那天晚上聽到十點多鐘,大家站起來說:「喬部長休息吧,我們回去了。」他點點頭。可是我們走到房門口時,他突然叫我留一下。我以為是第二天開會的事,可他卻說:「沒什麼事,只是想留你再陪我聽一張蕭邦的鋼琴曲。」於是,我默默地坐在他對面的沙發裡,我知道在悠揚舒展的鋼琴旋律下,我和他的心都不平靜。一種磁性在吸引我們靠近,但又有一種社會的無形壓力在排斥我們的接近。幾個月之後,冠華告訴我那天晚上我走了之後,他很久不能平靜。半夜,他起來想寫點什麼,但心緒很亂,只寫了兩句話:「晚風孤夜深秋院,隔江人在雨聲中。」他說這是寫給我的……

此後不多天,大約是11月初,外交部的一位「通天人物」突然打長途電話到代表團點名要我立即回北京,說有重要任務。我接到通知後去找冠華,我多希望能按原計劃陪他去歐洲訪問。我說我沒有那麼重要,國內不可能有什麼事非我不可。我問他是否可以和部裡商量原計劃不變。他說他已經打過電話,部裡那位「通天人物」大發雷霆說是中央有重要任務要我回去,不得更改。那時中美之間沒有直接通航,來回都要經巴黎乘一週一次的法航。為了按時趕回北京,我訂了11月8日的機票。沒想到這一天紐約下起了暴雨,本已是深秋,卻雷電交加。不到半日,許多街道已積水很深,不能通行了。我們同行的有四位,飛機是晚上七點多的,但由於天氣惡劣,代表團決定我們下午四點就出發。三點多鐘時,接到通知說團長要廚房做了麵條,為我們送行,要我們到十層會議室去,他陪我們吃麵。我們其實剛吃過午餐不久,但還是都上樓了。冠華滿面愁容,非常擔心我們在雷雨天起飛的安全保障。我開了句玩笑,說:「團長,你們今晚睡大覺的時候,說不定我們四個人已掉進大西洋裡喂鯊魚了。」沒料到冠華頓時緊張起來,失態地對代表團陪我們去機場的同志大聲地說:「今天不走了!不能冒這種險!我的決定,我負責!」我很緊張,馬上說我是開玩笑,沒有把握飛機是不會起飛的。再說,要按時趕到北京只能乘這一班飛機。冠華沒有堅持,但顯得異常焦躁。
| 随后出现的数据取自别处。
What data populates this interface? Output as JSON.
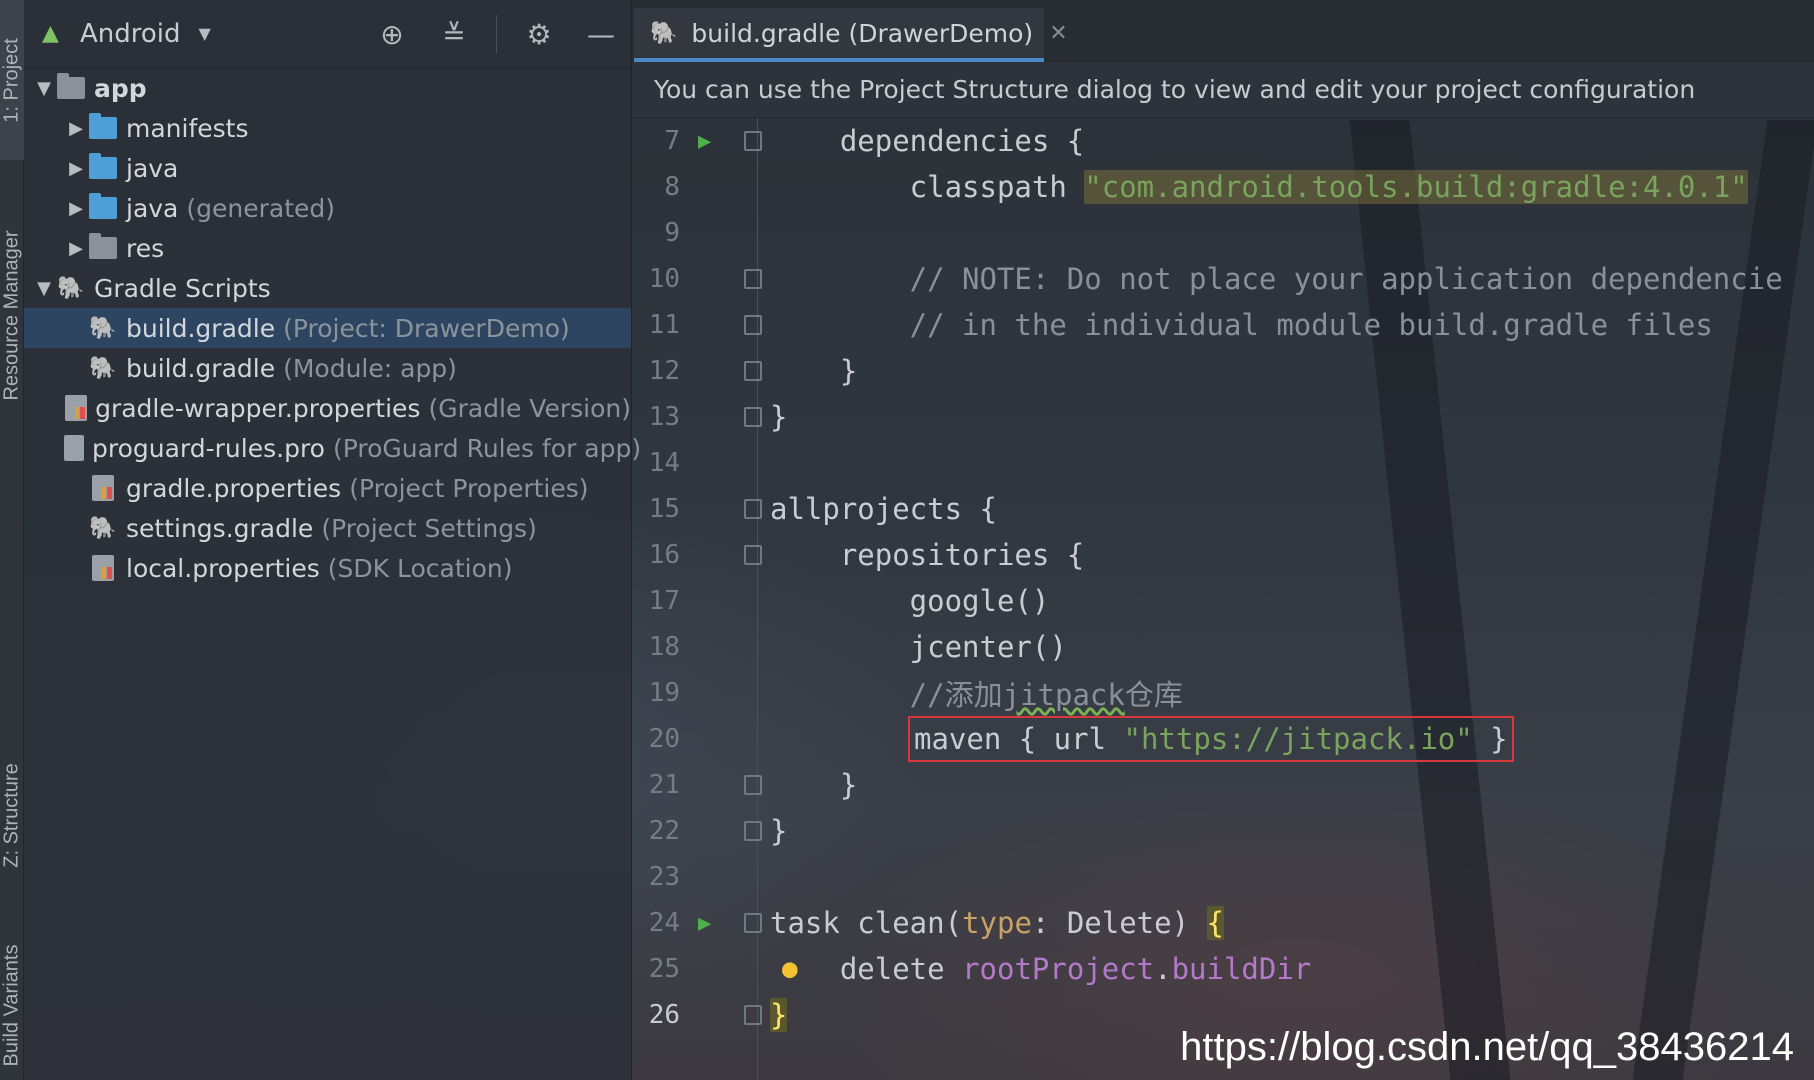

他送我們到大門口,一再囑咐要小心,還關照送我們的同志說萬一有雷,還是考慮返回,切不可冒險。上車前,他交給我一封信說要我回到北京送給仲曦東同志。車涉著深水艱難地往機場走,路上竟花了三個多小時。到了機場已過了原定起飛時間,但因為所有航班全部延誤,所以還在等候。晚上九點來鍾,機場人員找到我們,說有電話。代表團陪同我們的同志接完電話後回來為難地徵求我們意見說喬部長親自來電話,要叫你們回去。我直覺地感到冠華在對我們四個人的關懷中有著一份對我的情意。但我知道此刻的他又處於極不理智的狀態。因此,我說請報告團長,行李都已託進去了,不好撤出。如果安全係數不夠,法航會取消這班飛機的,請他不必為我們擔心。

很久以後,別人告訴我那天在紐約代表團駐地,很多同志都不理解冠華為何如此激動煩躁。他每隔一小時就叫辦公室打電話問機場我們那次航班起飛沒有。到了晚上九點雷雨還不停,他斷然下令叫我們返回。後來,飛機大約於午夜起飛,一架巨型波音747大多數旅客都退票了,整個機艙只不過十多名乘客。當飛機平穩地飛越大西洋時,我的同伴們折騰一天已疲乏至極,一人一排位子躺下睡著了。我換到一個靠窗的位子,推開窗板,默默注視著外面黑漆漆的蒼穹,心潮起伏,矛盾重重。我已不可避免地面臨一次重大抉擇,但要下這決心是多麼不易啊!